“Protests in the concert hall are nothing new: think of the riot-inducing premiere of Stravinsky’s The Rite of Spring in 1913 or the backlash at the 1861 premiere of Wagner’s Tannhäuser,” write Naomi Lewin and Brian Wise on Thursday (10/9) at WQXR’s “Conducting Business” blog. “Recently, protesters for a variety of causes have picketed the Metropolitan Opera, the Israel Philharmonic and the Valery Gergiev’s Mariinsky Orchestra, among others. It happened again on Oct. 4 at a St. Louis Symphony concert, when a group of demonstrators protesting the police shooting of Michael Brown began to sing, chant and unfurl banners from the balcony, moments before the Brahms Requiem.
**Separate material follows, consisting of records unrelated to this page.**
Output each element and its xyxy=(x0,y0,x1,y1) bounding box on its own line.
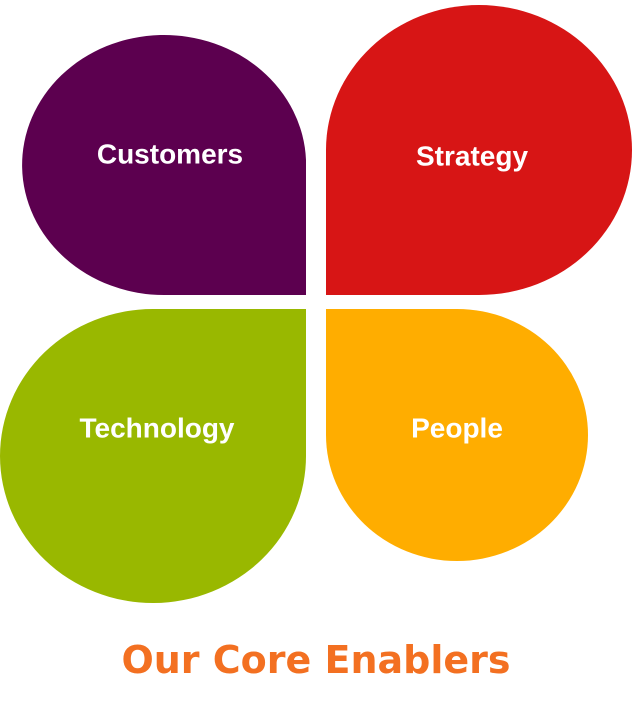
petal-people-label: People xyxy=(411,412,503,443)
petal-customers xyxy=(22,35,307,296)
petal-people xyxy=(326,309,588,561)
petal-technology xyxy=(0,309,307,603)
petal-technology-label: Technology xyxy=(79,412,234,443)
petal-customers-label: Customers xyxy=(97,138,243,169)
core-enablers-diagram: Customers Strategy Technology People xyxy=(0,5,632,603)
petal-strategy xyxy=(326,5,632,295)
diagram-caption: Our Core Enablers xyxy=(121,638,511,682)
petal-strategy-label: Strategy xyxy=(416,140,528,171)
Beyond the sensational headlines, is there something deeper at play? And can a political demonstration actually shed light on the music that audiences have paid money to hear?” The blog links to a discussion among Sarah Bryan Miller, classical music critic of the St. Louis Post-Dispatch, who witnessed the St. Louis Symphony protest; Philip Kennicott, art and architecture critic of The Washington Post; and Kenneth Woods, a conductor, cellist, and author of the blog A View from the Podium. Alex Ross’s article about politics and classical musicians will appear in the fall issue of Symphony magazine, which comes out next week.
Posted October 10, 2014
Pictured: A peaceful protest delayed the start of a St. Louis Symphony Orchestra concert on October 4, featuring Brahms’s Ein Deutsches Requiem.